Dahası, bir taraftan yeniden yapılanmanın baş döndürücü hızı, diğer taraftan, medyanın, sayıları hızla artan dergilerin, markaların sponsor ettiği müzik festivallerinin, TV müzik programlarındaki estetiğin, reklam endüstrisinin etkisi, gençliğin dikkat yoğunlaştırma süresini, hafızasını kısaltıyordu. Bu altüst oluş onu, kısa döneme kilitliyor, hazlarını anında tatmin etme arzusuna programlıyor , dolayısıyla, cinselliğe, alışverişe, uyuşturucuya yönlendiriyordu, düzene yönelik eleştiri reflekslerini felç ediyordu.

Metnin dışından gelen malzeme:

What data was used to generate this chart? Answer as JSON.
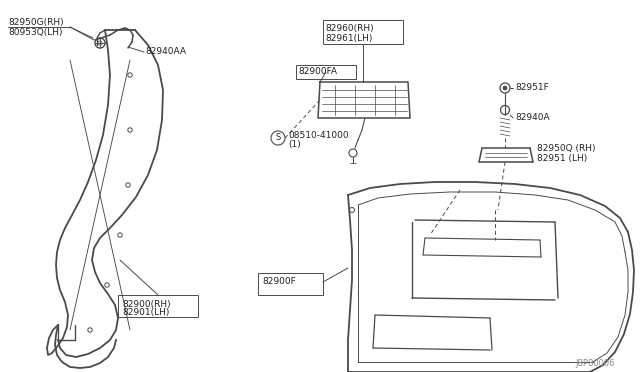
{
  "bg_color": "#ffffff",
  "line_color": "#4a4a4a",
  "text_color": "#222222",
  "part_numbers": {
    "top_left_label1": "82950G(RH)",
    "top_left_label2": "80953Q(LH)",
    "mid_left_label": "82940AA",
    "top_center_label1": "82960(RH)",
    "top_center_label2": "82961(LH)",
    "center_label": "82900FA",
    "screw_label": "08510-41000",
    "screw_sub": "(1)",
    "right_top_label": "82951F",
    "right_mid_label": "82940A",
    "right_bot_label1": "82950Q (RH)",
    "right_bot_label2": "82951 (LH)",
    "bottom_left_label1": "82900(RH)",
    "bottom_left_label2": "82901(LH)",
    "bottom_center_label": "82900F",
    "corner_ref": "J8P80006"
  }
}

Geçen 25 yılda ülke giderek her alanda ''sömürgeleştirildi'' , insanı, artık kendisinde başka bir şey, bir ''başkasının'' kötü kopyası olmaya başladı. İşte 12 Eylül mirasının en ağır yanı da bu: Bağışıklık sistemleri hızla zayıflayan, kendini tedavi yetisini kaybetmekte olan bir toplum yaratmak?